L’idea, come tutte le buone idee, nasce da un’esigenza, in questo caso dall’esigenza di Niccolò di avere un supporto didattico adeguato che gli permettesse di svolgere le normali attività didattiche al PC.”Tutto è iniziato l’anno scorso, quando la scuola ha acquistato un mouse specifico, che in teoria doveva rispondere alle esigenze del ragazzo, ma così non è stato. Da qui l’idea di costruirlo da soli – racconta all’AGI Pasquale Ventorino – Purtroppo il mercato dei supporti didattici è un mercato di nicchia e spesso ci dobbiamo scontrare anche con dei prezzi sconsiderati, queste condizioni fanno sì che raramente si ha l’opportunità di trovare il giusto dispositivo che sia adatto alle esigenze del ragazzo.
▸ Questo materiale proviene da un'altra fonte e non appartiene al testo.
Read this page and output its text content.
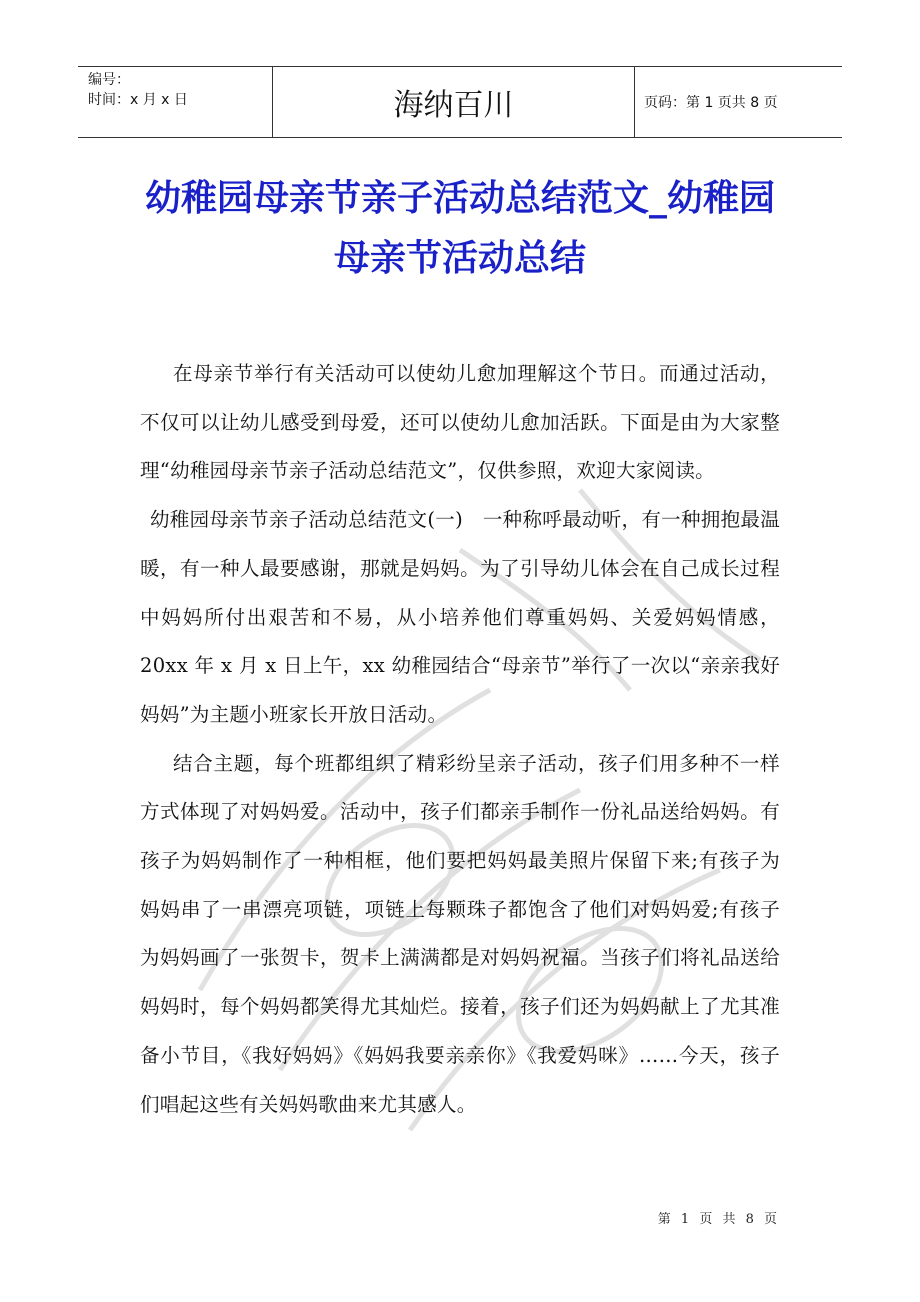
编号：
时间：x 月 x 日	海纳百川	页码：第 1 页共 8 页
幼稚园母亲节亲子活动总结范文_幼稚园母亲节活动总结

在母亲节举行有关活动可以使幼儿愈加理解这个节日。而通过活动，不仅可以让幼儿感受到母爱，还可以使幼儿愈加活跃。下面是由为大家整理“幼稚园母亲节亲子活动总结范文”，仅供参照，欢迎大家阅读。

幼稚园母亲节亲子活动总结范文(一)　一种称呼最动听，有一种拥抱最温暖，有一种人最要感谢，那就是妈妈。为了引导幼儿体会在自己成长过程中妈妈所付出艰苦和不易，从小培养他们尊重妈妈、关爱妈妈情感，20xx 年 x 月 x 日上午，xx 幼稚园结合“母亲节”举行了一次以“亲亲我好妈妈”为主题小班家长开放日活动。

结合主题，每个班都组织了精彩纷呈亲子活动，孩子们用多种不一样方式体现了对妈妈爱。活动中，孩子们都亲手制作一份礼品送给妈妈。有孩子为妈妈制作了一种相框，他们要把妈妈最美照片保留下来;有孩子为妈妈串了一串漂亮项链，项链上每颗珠子都饱含了他们对妈妈爱;有孩子为妈妈画了一张贺卡，贺卡上满满都是对妈妈祝福。当孩子们将礼品送给妈妈时，每个妈妈都笑得尤其灿烂。接着，孩子们还为妈妈献上了尤其准备小节目，《我好妈妈》《妈妈我要亲亲你》《我爱妈咪》……今天，孩子们唱起这些有关妈妈歌曲来尤其感人。

第 1 页 共 8 页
Ci tengo a ringraziare l’istituto Mattei di Fiorenzuola d’Arda per avermi fornito i materiali, e il collega Stefano Patruno per i preziosi consigli”.

“Parlando del mouse – spiega Ventorino all’AGI – possiamo dire che è suddiviso in due parti e che rassomiglia ad una console da retrogaming, nella parte destra vi è un joystick che permette di muovere il cursore del mouse, nella parte sinistra invece ci sono cinque tasti riprogrammabili, ovvere in base alle esigenze del ragazzo possiamo andarne a modificare la loro funzione.

In questa configurazione abbiamo: PagSù, PagGiù, tasto sinistro, tasto destro del mouse ed infine il tasto shift, che per Niccolò è fondamentale perchè gli permette di utilizzare i caratteri speciali omettendo la pressione contemporanea di due tasti. Il mouse è autoalimentato, ciò significa che non ha bisogno di batterie o di ricarica, inoltre è compatibile con qualsiasi PC, tablet o SmartPhone senza alcun bisogno di driver o software particolari. Al giorno d’oggi con gli strumenti e le tecnologie presenti a scuola siamo in grado di creare qualsiasi cosa, l’unico limite – conclude Ventorino – rimane la fantasia”.

Niccolò, intervistato da ‘Il Piacenza’, ha voluto così ringraziare il suo prof. “Il mouse mi aiuta a fare tante cose che non una mano sola non riuscirei a fare. Negli scorsi anni scolastici non avevo un professore di sostegno e anche di informatica, che mi ha fatto il mouse: quindi devo ringraziare Pasquale Ventorino, perchè senza di lui questo mouse non sarebbe esistito”.